Kiyan Ahmadizadeh created CRUNCH-46:
---------------------------------------
Summary: Scrunch jobs launched from repl using PipelineLike#done
are not shipped with jar of repl code.
Key: CRUNCH-46
URL: https://issues.apache.org/jira/browse/CRUNCH-46
Project: Crunch
Issue Type: Bug
Reporter: Kiyan Ahmadizadeh
Suppose the following example code is run in the scrunch/scala repl:
val pipeline = Pipeline()
val textLines = pipeline.read(From.textFile("shakes.txt"))
val alphaNumericTextLines = textLines.map(line =>
line.toLowerCase().replaceAll("[^A-Za-z ]", ""))
val words = alphaNumericTextLines.flatMap(line => line.split("""\W+"""))
counts = words.count()
counts.write(To.textFile("/user/kiyan/counts"))
pipeline.done()
This code results in a ClassNotFoundException in MapReduce tasks. However,
changing the last line to pipeline.run() produces no errors.

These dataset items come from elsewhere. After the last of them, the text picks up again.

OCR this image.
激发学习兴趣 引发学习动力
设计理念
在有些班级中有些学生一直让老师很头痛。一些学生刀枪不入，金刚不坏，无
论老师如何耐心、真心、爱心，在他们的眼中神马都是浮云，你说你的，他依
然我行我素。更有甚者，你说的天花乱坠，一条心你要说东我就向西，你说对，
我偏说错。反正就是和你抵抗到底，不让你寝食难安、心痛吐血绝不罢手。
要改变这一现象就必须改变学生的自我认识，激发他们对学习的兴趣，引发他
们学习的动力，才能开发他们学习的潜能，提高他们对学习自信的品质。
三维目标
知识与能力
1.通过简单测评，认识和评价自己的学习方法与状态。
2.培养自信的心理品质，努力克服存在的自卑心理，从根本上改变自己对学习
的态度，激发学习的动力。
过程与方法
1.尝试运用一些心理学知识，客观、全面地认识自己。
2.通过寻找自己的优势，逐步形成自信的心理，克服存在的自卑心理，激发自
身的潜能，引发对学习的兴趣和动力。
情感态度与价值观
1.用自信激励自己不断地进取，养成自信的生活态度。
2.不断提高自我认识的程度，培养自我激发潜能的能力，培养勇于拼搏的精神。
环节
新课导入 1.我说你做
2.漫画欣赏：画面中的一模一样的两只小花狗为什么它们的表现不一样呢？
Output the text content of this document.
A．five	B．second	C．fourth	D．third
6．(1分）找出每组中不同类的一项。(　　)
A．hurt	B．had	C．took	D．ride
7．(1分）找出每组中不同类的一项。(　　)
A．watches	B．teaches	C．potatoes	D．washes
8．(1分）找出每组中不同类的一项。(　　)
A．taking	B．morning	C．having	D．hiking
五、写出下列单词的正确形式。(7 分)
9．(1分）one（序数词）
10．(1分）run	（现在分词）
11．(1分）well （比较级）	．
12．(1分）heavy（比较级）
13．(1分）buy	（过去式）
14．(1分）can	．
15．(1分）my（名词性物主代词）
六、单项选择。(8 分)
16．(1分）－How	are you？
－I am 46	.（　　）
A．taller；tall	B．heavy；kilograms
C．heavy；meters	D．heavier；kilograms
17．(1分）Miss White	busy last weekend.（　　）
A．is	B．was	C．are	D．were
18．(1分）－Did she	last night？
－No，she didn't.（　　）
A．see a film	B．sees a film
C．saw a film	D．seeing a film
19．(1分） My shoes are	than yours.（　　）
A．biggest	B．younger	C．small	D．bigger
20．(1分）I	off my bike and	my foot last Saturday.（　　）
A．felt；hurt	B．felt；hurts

The problem is that the method org.apache.crunch.scrunch.PipelineLike#run adds
a jar of generated repl code to the job's running tasks, but
org.apache.crunch.scrunch.PipelineLike#done does not. The done method should
be modified to take the same actions as the run method when launching a job
from the Scala repl. This will ensure users can launch jobs from the repl
regardless of how they conclude their pipelines.
--
This message is automatically generated by JIRA.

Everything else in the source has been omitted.